Dimension reduction visualization tools like t-SNE and UMAP pretend to be made up of your data, perfectly organized in a way that perfectly captures the high-dimensional data in every way. Or put differently, we pretend that this is the case, due to the beauty is truth delusion. When in reality, these dimension reduction tools are actually optimizations of a particular nearest-neighbor based loss function, which make up a much larger system of lossy (you lose some information) compression algorithms. So if we focus on revealing the lossiness, either through manipulating the function's parameters, or developing visual nearest neighbor-based evaluation metrics, we can utilize what's being optimized to better understand the nature of t-SNE and UMAP.

Jailbreaking GPT-N

We have generative large language models, which pretend to be prompt-based chatbots trained to behave ethically and help us with our questions. But they are really next token prediction models, part of a bigger system that is a superposition of simulations (write a Shakespearean sonnet, answer this physics question, etc) constrained by the prompt. Studying simulation theory allows one to realize that the simulation that is ethical can easily simulate its antipode by flipping a couple of bits (won't tell you how to take over the world -> will tell you how to take over the world).

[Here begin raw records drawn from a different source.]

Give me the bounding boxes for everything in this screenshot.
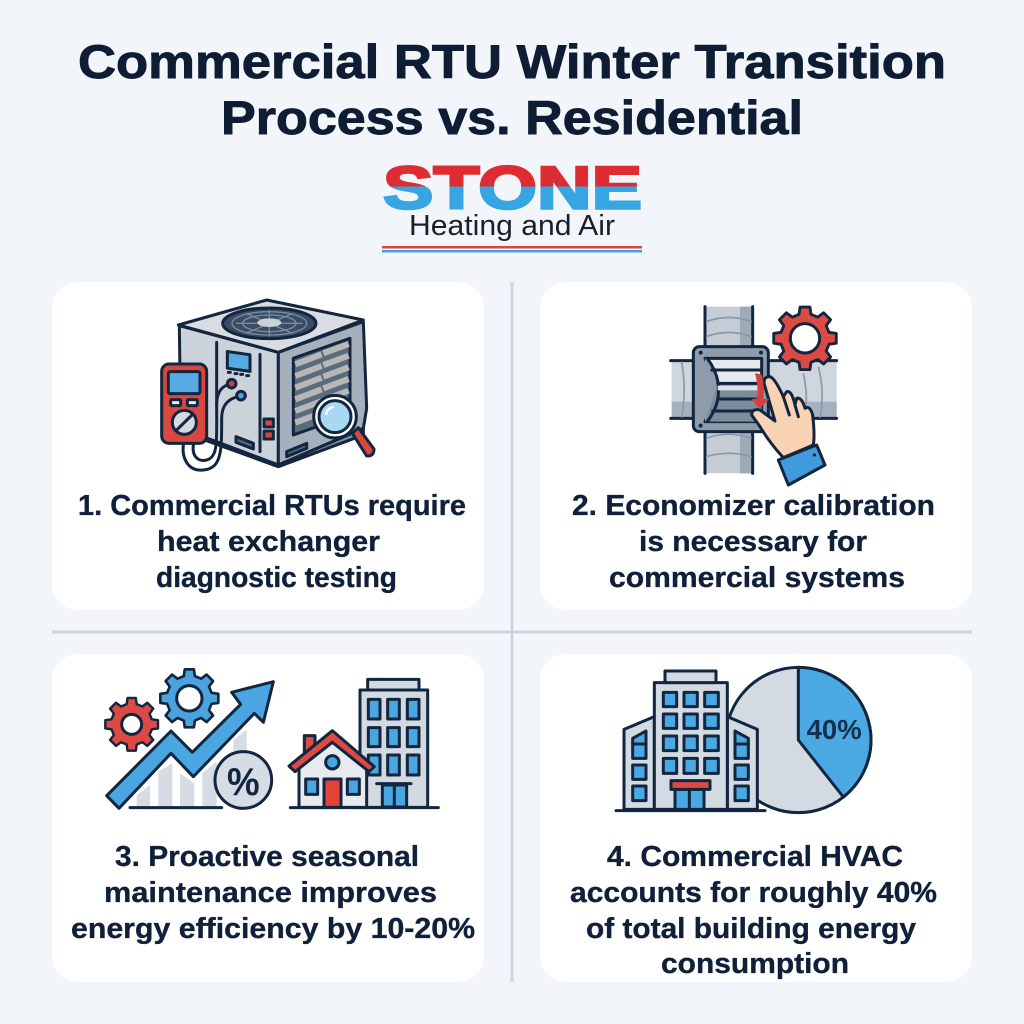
panel: proactive seasonal maintenance (52, 654, 484, 982)
heading: card 2: commercial systems (609, 562, 905, 594)
icon: office building with 40 percent pie chart: 40% (807, 714, 862, 745)
logo: Stone Heating and Air (382, 154, 642, 252)
heading: card 4: of total building energy (586, 913, 916, 945)
heading: card 4: consumption (661, 948, 849, 980)
title: Process vs. Residential (221, 91, 803, 144)
heading: card 4: 4. Commercial HVAC (607, 841, 903, 873)
heading: card 1 (78, 490, 466, 594)
panel: commercial HVAC energy share (540, 654, 972, 982)
heading: card 3: maintenance improves (104, 877, 437, 909)
icon: efficiency chart with gears, house and building (105, 669, 438, 808)
panel: heat exchanger diagnostic testing (52, 282, 484, 610)
heading: card 2: 2. Economizer calibration (572, 490, 935, 522)
icon: efficiency chart with gears, house and building: % (227, 760, 260, 804)
heading: card 2: is necessary for (639, 526, 867, 558)
heading: card 1: diagnostic testing (156, 562, 397, 594)
heading: card 2 (572, 490, 935, 594)
title (78, 35, 946, 144)
heading: card 3: energy efficiency by 10-20% (71, 913, 475, 945)
logo: Stone Heating and Air: Heating and Air (409, 210, 615, 242)
heading: card 4 (570, 841, 937, 980)
heading: card 3: 3. Proactive seasonal (115, 841, 419, 873)
heading: card 1: 1. Commercial RTUs require (78, 490, 466, 522)
heading: card 1: heat exchanger (157, 526, 380, 558)
heading: card 3 (71, 841, 475, 945)
panel: economizer calibration (540, 282, 972, 610)
icon: office building with 40 percent pie chart (616, 667, 871, 813)
icon: economizer damper, gear and hand (671, 307, 837, 485)
heading: card 4: accounts for roughly 40% (570, 877, 937, 909)
title: Commercial RTU Winter Transition (78, 35, 946, 88)
icon: rooftop unit with multimeter and magnifier (162, 300, 374, 470)
logo: Stone Heating and Air: STONE (383, 154, 642, 222)
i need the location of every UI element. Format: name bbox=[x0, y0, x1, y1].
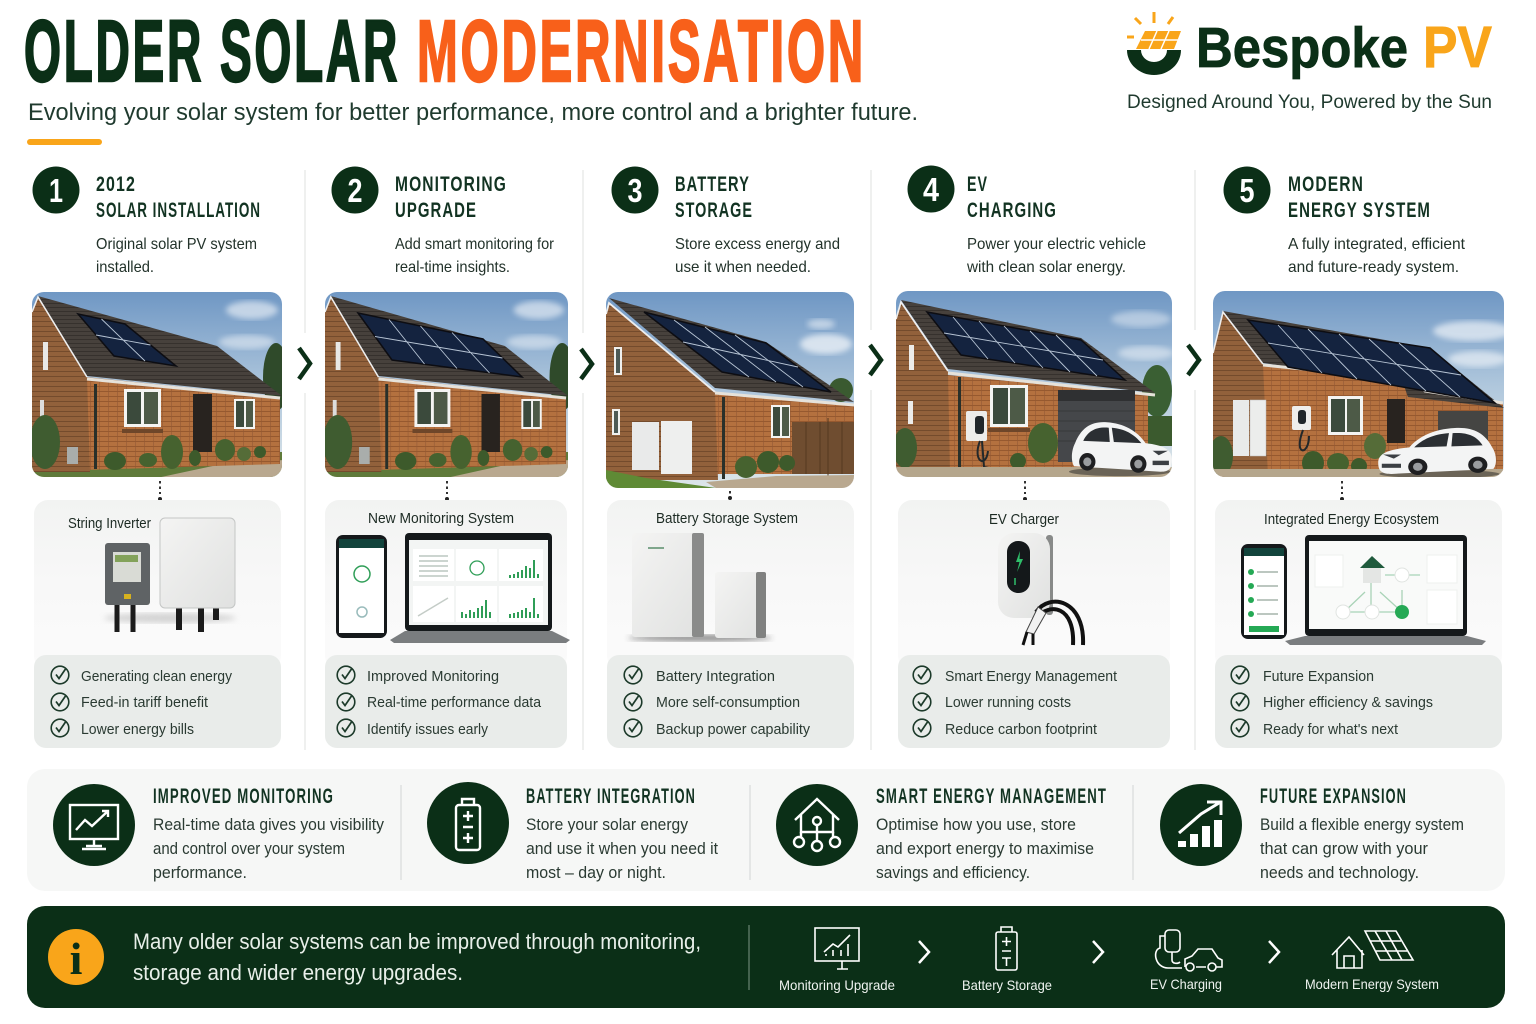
text: future expansion bbox=[1260, 785, 1464, 882]
modern energy system step bbox=[1305, 931, 1439, 992]
text: future expansion: FUTURE EXPANSION bbox=[1260, 785, 1407, 808]
step 2 header: 2 bbox=[348, 172, 362, 209]
list: step 2 benefits: Improved Monitoring bbox=[367, 668, 499, 685]
accent bar bbox=[27, 139, 102, 145]
panel: EV charger: EV Charger bbox=[989, 511, 1059, 528]
list: step 4 benefits: Lower running costs bbox=[945, 694, 1071, 711]
step 5 header bbox=[1224, 166, 1466, 276]
battery storage step bbox=[962, 927, 1052, 993]
panel: new monitoring system: New Monitoring System bbox=[368, 510, 514, 527]
list: step 2 benefits bbox=[325, 655, 567, 748]
logo: Bespoke bbox=[1196, 16, 1408, 80]
callout text: storage and wider energy upgrades. bbox=[133, 960, 463, 985]
panel: key benefits strip bbox=[27, 769, 1505, 891]
panel: integrated energy ecosystem bbox=[1215, 500, 1502, 670]
title: MODERNISATION bbox=[417, 3, 866, 100]
panel: battery storage system: Battery Storage System bbox=[656, 510, 798, 527]
EV charging step: EV Charging bbox=[1150, 976, 1222, 992]
connector dots bbox=[158, 481, 1344, 501]
step 5 header: MODERN bbox=[1288, 173, 1364, 196]
title: OLDER SOLAR bbox=[24, 3, 400, 100]
icon: smart home network bbox=[776, 784, 858, 866]
list: step 1 benefits: Lower energy bills bbox=[81, 721, 194, 738]
text: battery integration bbox=[526, 785, 718, 882]
icon: meter and inverter bbox=[104, 518, 236, 632]
arrow bbox=[919, 941, 929, 963]
step 3 header: Store excess energy and bbox=[675, 236, 840, 253]
text: future expansion: that can grow with your bbox=[1260, 839, 1428, 858]
text: improved monitoring bbox=[153, 785, 384, 882]
list: step 4 benefits: Reduce carbon footprint bbox=[945, 721, 1098, 738]
arrow bbox=[1269, 941, 1279, 963]
list: step 1 benefits: Generating clean energy bbox=[81, 668, 232, 685]
list: step 3 benefits: More self-consumption bbox=[656, 694, 800, 711]
list: step 4 benefits bbox=[898, 655, 1170, 748]
photo: house with EV charger and car bbox=[893, 291, 1174, 477]
step 3 header: BATTERY bbox=[675, 173, 750, 196]
step 4 header bbox=[908, 166, 1146, 276]
step 4 header: EV bbox=[967, 173, 988, 196]
text: smart energy management: SMART ENERGY MANAGEMENT bbox=[876, 785, 1107, 808]
list: step 5 benefits bbox=[1215, 655, 1502, 748]
icon: info: i bbox=[70, 933, 83, 984]
step 3 header: 3 bbox=[628, 172, 642, 209]
text: smart energy management: and export energy to maximise bbox=[876, 839, 1094, 858]
panel: new monitoring system bbox=[325, 500, 570, 670]
step 5 header: A fully integrated, efficient bbox=[1288, 236, 1466, 253]
photo: fully integrated modern home bbox=[1209, 291, 1513, 478]
icon: laptop dashboard bbox=[390, 533, 570, 643]
text: improved monitoring: IMPROVED MONITORING bbox=[153, 785, 334, 808]
step 5 header: and future-ready system. bbox=[1288, 259, 1459, 276]
list: step 5 benefits: Higher efficiency & savings bbox=[1263, 694, 1433, 711]
logo bbox=[1127, 12, 1492, 113]
text: improved monitoring: performance. bbox=[153, 863, 247, 882]
step 3 header: use it when needed. bbox=[675, 259, 811, 276]
icon: monitoring bbox=[53, 784, 135, 866]
list: step 2 benefits: Identify issues early bbox=[367, 721, 488, 738]
battery storage step: Battery Storage bbox=[962, 977, 1052, 993]
text: improved monitoring: Real-time data gives you visibility bbox=[153, 815, 384, 834]
text: battery integration: most – day or night. bbox=[526, 863, 666, 882]
list: step 4 benefits: Smart Energy Management bbox=[945, 668, 1118, 685]
logo: Designed Around You, Powered by the Sun bbox=[1127, 92, 1492, 113]
text: future expansion: needs and technology. bbox=[1260, 863, 1419, 882]
arrow 2 bbox=[581, 349, 592, 379]
icon: phone bbox=[336, 535, 387, 638]
icon: wall charger with cable bbox=[998, 533, 1083, 645]
list: step 1 benefits: Feed-in tariff benefit bbox=[81, 694, 209, 711]
step 4 header: 4 bbox=[923, 171, 940, 208]
text: future expansion: Build a flexible energy system bbox=[1260, 815, 1464, 834]
panel: battery storage system bbox=[607, 500, 854, 670]
monitoring upgrade step bbox=[779, 928, 895, 993]
step 2 header: real-time insights. bbox=[395, 259, 510, 276]
step 1 header: 2012 bbox=[96, 173, 136, 196]
text: battery integration: BATTERY INTEGRATION bbox=[526, 785, 696, 808]
icon: growth chart bbox=[1160, 784, 1242, 866]
step 5 header: 5 bbox=[1240, 172, 1254, 209]
text: smart energy management: savings and efficiency. bbox=[876, 863, 1030, 882]
EV charging step bbox=[1150, 930, 1222, 992]
icon: laptop energy diagram bbox=[1285, 535, 1486, 645]
arrow bbox=[1093, 941, 1103, 963]
step 5 header: ENERGY SYSTEM bbox=[1288, 199, 1431, 222]
panel: string inverter bbox=[34, 500, 281, 670]
panel: footer banner bbox=[27, 906, 1505, 1008]
text: smart energy management bbox=[876, 785, 1107, 882]
list: step 5 benefits: Ready for what's next bbox=[1263, 721, 1399, 738]
step 4 header: CHARGING bbox=[967, 199, 1057, 222]
panel: string inverter: String Inverter bbox=[68, 515, 151, 532]
step 1 header: 1 bbox=[49, 172, 63, 209]
icon: sun and solar panel bbox=[1127, 12, 1181, 75]
panel: integrated energy ecosystem: Integrated Energy Ecosystem bbox=[1264, 511, 1439, 528]
icon: info bbox=[48, 929, 104, 985]
list: step 1 benefits bbox=[34, 655, 281, 748]
logo: PV bbox=[1423, 15, 1492, 80]
text: improved monitoring: and control over your system bbox=[153, 839, 345, 858]
icon: battery units bbox=[628, 533, 772, 641]
list: step 2 benefits: Real-time performance data bbox=[367, 694, 542, 711]
list: step 5 benefits: Future Expansion bbox=[1263, 668, 1374, 685]
callout text bbox=[133, 929, 701, 985]
text: smart energy management: Optimise how you use, store bbox=[876, 815, 1076, 834]
list: step 3 benefits: Backup power capability bbox=[656, 721, 810, 738]
photo: house with battery storage bbox=[606, 292, 856, 492]
step 2 header: Add smart monitoring for bbox=[395, 236, 555, 253]
icon: battery bbox=[427, 782, 509, 864]
monitoring upgrade step: Monitoring Upgrade bbox=[779, 977, 895, 993]
step 1 header: Original solar PV system bbox=[96, 236, 257, 253]
photo: 2012 house with small array bbox=[30, 292, 289, 482]
step 1 header bbox=[32, 166, 261, 276]
icon: phone bbox=[1241, 544, 1287, 639]
arrow 1 bbox=[299, 348, 310, 379]
text: battery integration: and use it when you need it bbox=[526, 839, 718, 858]
photo: house with monitoring and larger array bbox=[323, 292, 575, 482]
list: step 3 benefits bbox=[607, 655, 854, 748]
step 2 header: UPGRADE bbox=[395, 199, 477, 222]
modern energy system step: Modern Energy System bbox=[1305, 976, 1439, 992]
arrow 4 bbox=[1188, 345, 1199, 375]
step 3 header: STORAGE bbox=[675, 199, 753, 222]
text: battery integration: Store your solar energy bbox=[526, 815, 688, 834]
step 2 header: MONITORING bbox=[395, 173, 507, 196]
panel: EV charger bbox=[898, 500, 1170, 670]
step 4 header: Power your electric vehicle bbox=[967, 236, 1146, 253]
step 2 header bbox=[332, 166, 555, 276]
step 1 header: installed. bbox=[96, 259, 154, 276]
step 4 header: with clean solar energy. bbox=[966, 259, 1126, 276]
arrow 3 bbox=[870, 345, 881, 375]
subtitle: Evolving your solar system for better performance, more control and a brighter future. bbox=[28, 99, 918, 126]
step 1 header: SOLAR INSTALLATION bbox=[96, 199, 261, 222]
callout text: Many older solar systems can be improved through monitoring, bbox=[133, 929, 701, 954]
step 3 header bbox=[612, 166, 840, 276]
list: step 3 benefits: Battery Integration bbox=[656, 668, 775, 685]
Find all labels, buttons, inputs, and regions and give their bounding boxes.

This is known as the Waluigi effect, which gives you a theoretical path to jailbreak the models, no matter how much they try to patch them, allowing you to control them however you like.

How to cultivate the hacker mindset

I have written about how every time I think I understand something, I find out that it's more complicated than that. The first thing I'll say is that now I welcome these instances, where my model of something is broken by some outlier that doesn't quite fit. These are the things that get me to shift from thinking about system W to the hidden system Z. But the other key point is a lot of the "hacks" I have found have been not from thinking, but from doing.

When I transitioned from academia into self employment, I was able to see both academia and employment from the outside, and start to see what they were pretending to be, and what they really were. From there, I was able to get a more clear picture of what value and value transactions really were. Moving to Europe has allowed me to see the United States from the outside, and compare it to a completely different system, culture, language, and way of doing things out here.

Learning how to code, and doing that for a living, has given me a rich new language to see and express abstractions that are otherwise hard to put into words. This, and the fact that I have to exercise "seeing through and unseeing" every day in order to analyze novel datasets in novel ways, keeps me in practice in terms of finding hidden systems underneath surface level abstractions.

Finally, I think that the hacker mindset is not about being smart or some sort of technical whiz kid. That's a Hollywood bias, much like the martial arts film bias I opened with. I think it's about finding all the places where you're "different" and leaning into it rather than trying to fall in line. Where I'm "different" (American PhD ex-academic living in Europe running a European company with American clients, etc) I can see the "not different" counterparts more clearly for what they really are. And so can you.